In spite of all the above and the scarcity of information published for Q2, it seems that economic activity remains in positive territory thanks to the good performance of the services sector, the continued strength of the labour market in a number of countries and the excess savings accumulated over the last two years. Uncertainty continues to weigh on the mood of business leaders and investors, but the business cycle is proving highly resilient, although there is still a long way to go until the end of the year.
In this context, central banks are now accelerating the tightening of financial conditions in an attempt to eliminate demand-side pressures, at least while supply remains subject to all kinds of obstacles. Interest rate hikes are becoming widespread (with some exceptions, such as Japan), as central banks seek to minimise the risk of second-round effects that is intensifying as core inflation approaches 5%, or even exceeds it in the case of the US. It is not easy to anticipate the behaviour of price dynamics in a scenario as unusual as the current one, with so many shocks interacting at the same time.
The cooling of economic activity and the base effects on prices that are expected to materialise by the end of this year could significantly narrow the gap with the central banks’ targets. However, this will probably not be enough, and in any case the risk is asymmetric, as it will not be easy to distribute fairly among the various economic agents (in the wage pact) a deterioration in incomes as pronounced as that which we are currently witnessing.

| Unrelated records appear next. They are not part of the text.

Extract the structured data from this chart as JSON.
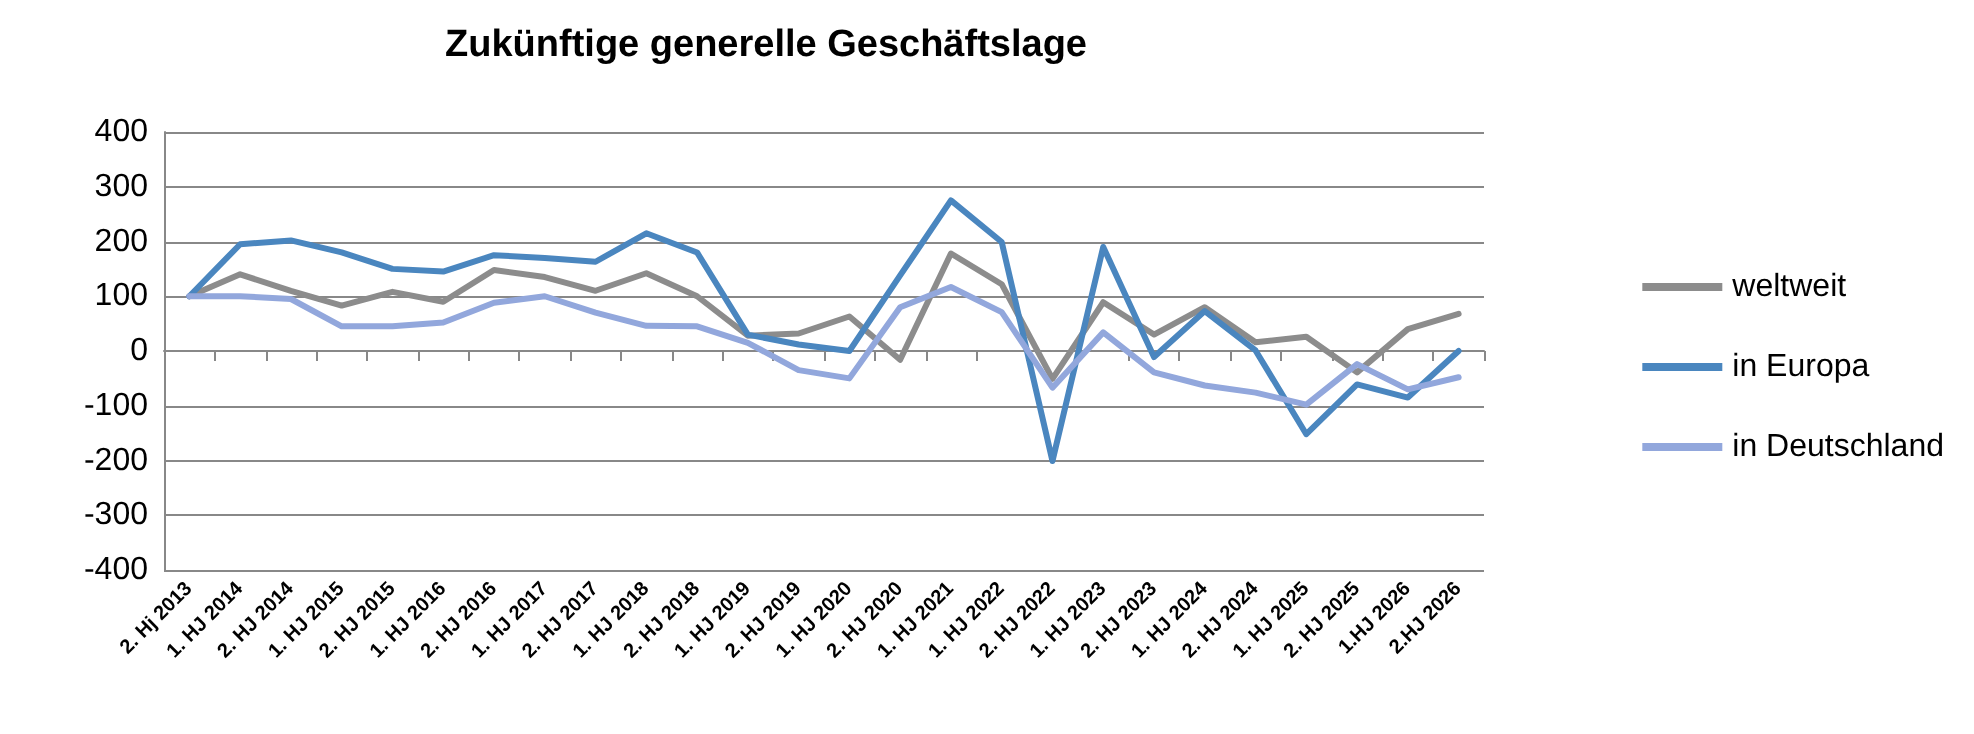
{
  "chart_data": {
    "type": "line",
    "title": "Zukünftige generelle Geschäftslage",
    "categories": [
      "2. Hj 2013",
      "1. HJ 2014",
      "2. HJ 2014",
      "1. HJ 2015",
      "2. HJ 2015",
      "1. HJ 2016",
      "2. HJ 2016",
      "1. HJ 2017",
      "2. HJ 2017",
      "1. HJ 2018",
      "2. HJ 2018",
      "1. HJ 2019",
      "2. HJ 2019",
      "1. HJ 2020",
      "2. HJ 2020",
      "1. HJ 2021",
      "1. HJ 2022",
      "2. HJ 2022",
      "1. HJ 2023",
      "2. HJ 2023",
      "1. HJ 2024",
      "2. HJ 2024",
      "1. HJ 2025",
      "2. HJ 2025",
      "1.HJ 2026",
      "2.HJ 2026"
    ],
    "series": [
      {
        "name": "weltweit",
        "color": "#8c8c8c",
        "values": [
          100,
          140,
          110,
          83,
          108,
          90,
          148,
          135,
          110,
          142,
          100,
          28,
          32,
          63,
          -16,
          178,
          122,
          -51,
          89,
          30,
          80,
          16,
          26,
          -39,
          40,
          68
        ]
      },
      {
        "name": "in Europa",
        "color": "#4a86bf",
        "values": [
          100,
          195,
          202,
          180,
          150,
          145,
          175,
          170,
          163,
          215,
          180,
          30,
          12,
          0,
          138,
          275,
          199,
          -201,
          190,
          -11,
          73,
          1,
          -152,
          -61,
          -85,
          0
        ]
      },
      {
        "name": "in Deutschland",
        "color": "#92a7dc",
        "values": [
          100,
          100,
          95,
          45,
          45,
          52,
          88,
          100,
          70,
          46,
          45,
          15,
          -35,
          -50,
          80,
          117,
          71,
          -67,
          34,
          -39,
          -63,
          -76,
          -98,
          -24,
          -70,
          -48
        ]
      }
    ],
    "ylim": [
      -400,
      400
    ],
    "yticks": [
      -400,
      -300,
      -200,
      -100,
      0,
      100,
      200,
      300,
      400
    ],
    "grid": "y",
    "legend": "right",
    "marker": "none",
    "line_style": "solid"
  }
}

Therefore, the high uncertainty that continues to characterise the economic scenario will have a particularly marked effect on monetary policy, which runs the risk of going either too far or not far enough when tackling an unexpected problem, especially given the time needed for it to take effect. What is clear, however, is that in the short term it will not be easy for monetary policy to restore the balance between supply and demand. In any case, the monetary shift that has been taking place since the beginning of the year was indispensable in order to keep economic agents’ price expectations in check, in a context of continued negative inflation surprises. In this environment, the main development in recent weeks is the shift in the ECB’s strategy.
Specifically, by anticipating rate hikes at both the July and the September meetings, it has reflected that the balance of risks was beginning to pose a clear threat to its medium-term inflation target. This early warning has served to stem the depreciation of the euro against the dollar, bringing it close to parity. In a world undergoing transformations of all kinds and in which, not so long ago, there was a veiled threat of a currency war, central banks seem to be once again taking the strength of exchange rates into consideration.

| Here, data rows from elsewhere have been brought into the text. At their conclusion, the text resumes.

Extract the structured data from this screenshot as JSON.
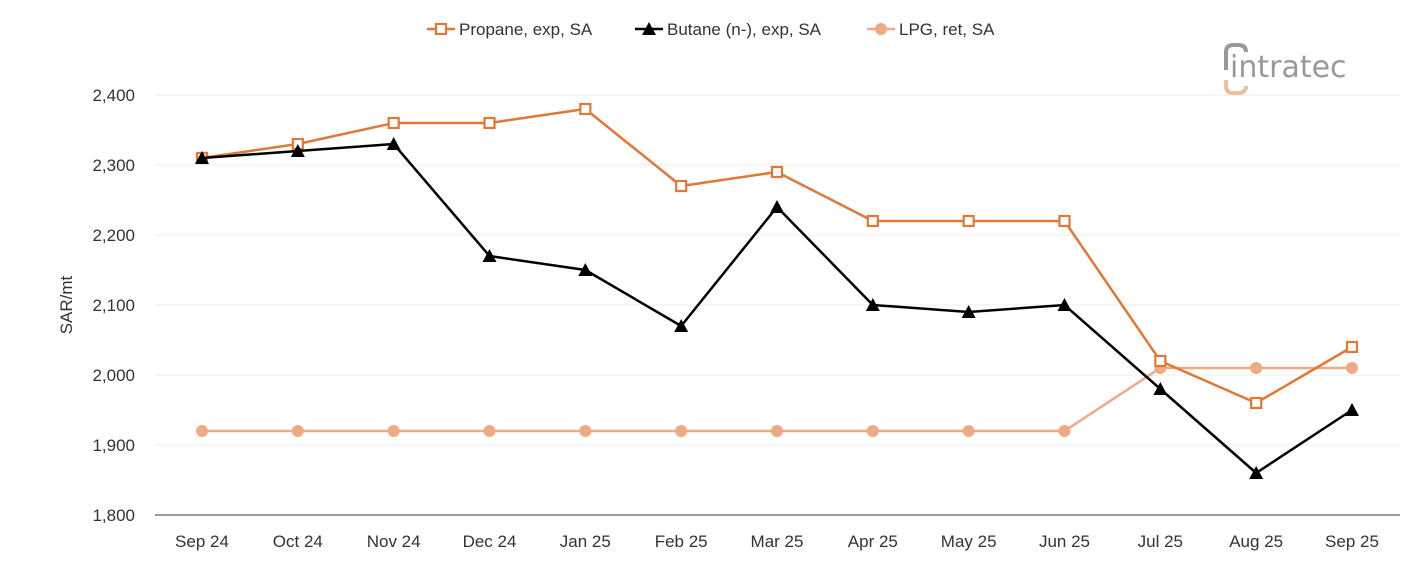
{
  "chart_data": {
    "type": "line",
    "title": "",
    "xlabel": "",
    "ylabel": "SAR/mt",
    "ylim": [
      1800,
      2400
    ],
    "yticks": [
      1800,
      1900,
      2000,
      2100,
      2200,
      2300,
      2400
    ],
    "ytick_labels": [
      "1,800",
      "1,900",
      "2,000",
      "2,100",
      "2,200",
      "2,300",
      "2,400"
    ],
    "grid": "horizontal",
    "legend_position": "top",
    "categories": [
      "Sep 24",
      "Oct 24",
      "Nov 24",
      "Dec 24",
      "Jan 25",
      "Feb 25",
      "Mar 25",
      "Apr 25",
      "May 25",
      "Jun 25",
      "Jul 25",
      "Aug 25",
      "Sep 25"
    ],
    "series": [
      {
        "name": "Propane, exp, SA",
        "color": "#e07838",
        "marker": "open-square",
        "values": [
          2310,
          2330,
          2360,
          2360,
          2380,
          2270,
          2290,
          2220,
          2220,
          2220,
          2020,
          1960,
          2040
        ]
      },
      {
        "name": "Butane (n-), exp, SA",
        "color": "#000000",
        "marker": "triangle",
        "values": [
          2310,
          2320,
          2330,
          2170,
          2150,
          2070,
          2240,
          2100,
          2090,
          2100,
          1980,
          1860,
          1950
        ]
      },
      {
        "name": "LPG, ret, SA",
        "color": "#eeaa84",
        "marker": "circle",
        "values": [
          1920,
          1920,
          1920,
          1920,
          1920,
          1920,
          1920,
          1920,
          1920,
          1920,
          2010,
          2010,
          2010
        ]
      }
    ]
  },
  "logo": {
    "text": "intratec"
  }
}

Doing so has a positive effect on inflation and also helps instil confidence among investors, who have been heavily penalised since the beginning of the year by the corrections in both the bond and the equity markets, rendering the protection of traditional portfolio diversification strategies of little use.
With monetary policy heading at least towards neutral territory, which could lead to interest rates ending up in the 2.75-3% range in the US and in the 1.25-1.75% range in Europe, the big question is what role the fiscal side can and should play, and thus whether or not the economic-policy response will be balanced.

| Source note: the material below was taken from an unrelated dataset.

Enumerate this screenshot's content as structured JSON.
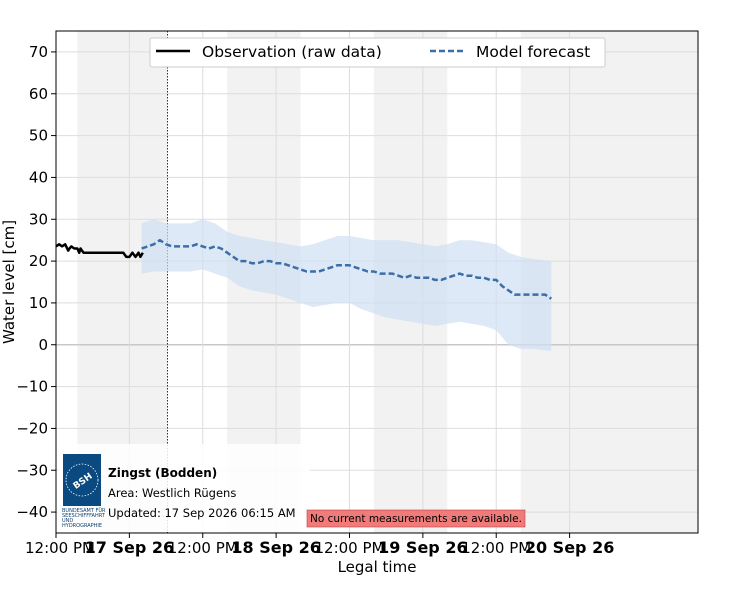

After the logical initial response to the energy shock triggered by the war, budgetary policies seem to be in no man’s land, stuck between the effects of the fiscal packages approved two years ago, doubts over the next steps to take in the short term and fears of the risk of fragmentation.
This is to be expected, given that the monetary normalisation process will involve rewriting the rules of play and investors paying greater attention to fiscal solvency, as we are already seeing with the rise in Italy’s risk premium. Similarly, although the Stability Pact will remain suspended in Europe next year, the recommendation is to return to a neutral fiscal policy (with spending growing less than potential growth) while the new rules that will come into force in 2024 are being shaped.
In any case, maintaining a highly expansionary fiscal tone in a context like the current one would limit the effectiveness of monetary policy in dealing with the inflation problem. After all, historical experience tells us that it is good for monetary and fiscal policies to go hand in hand.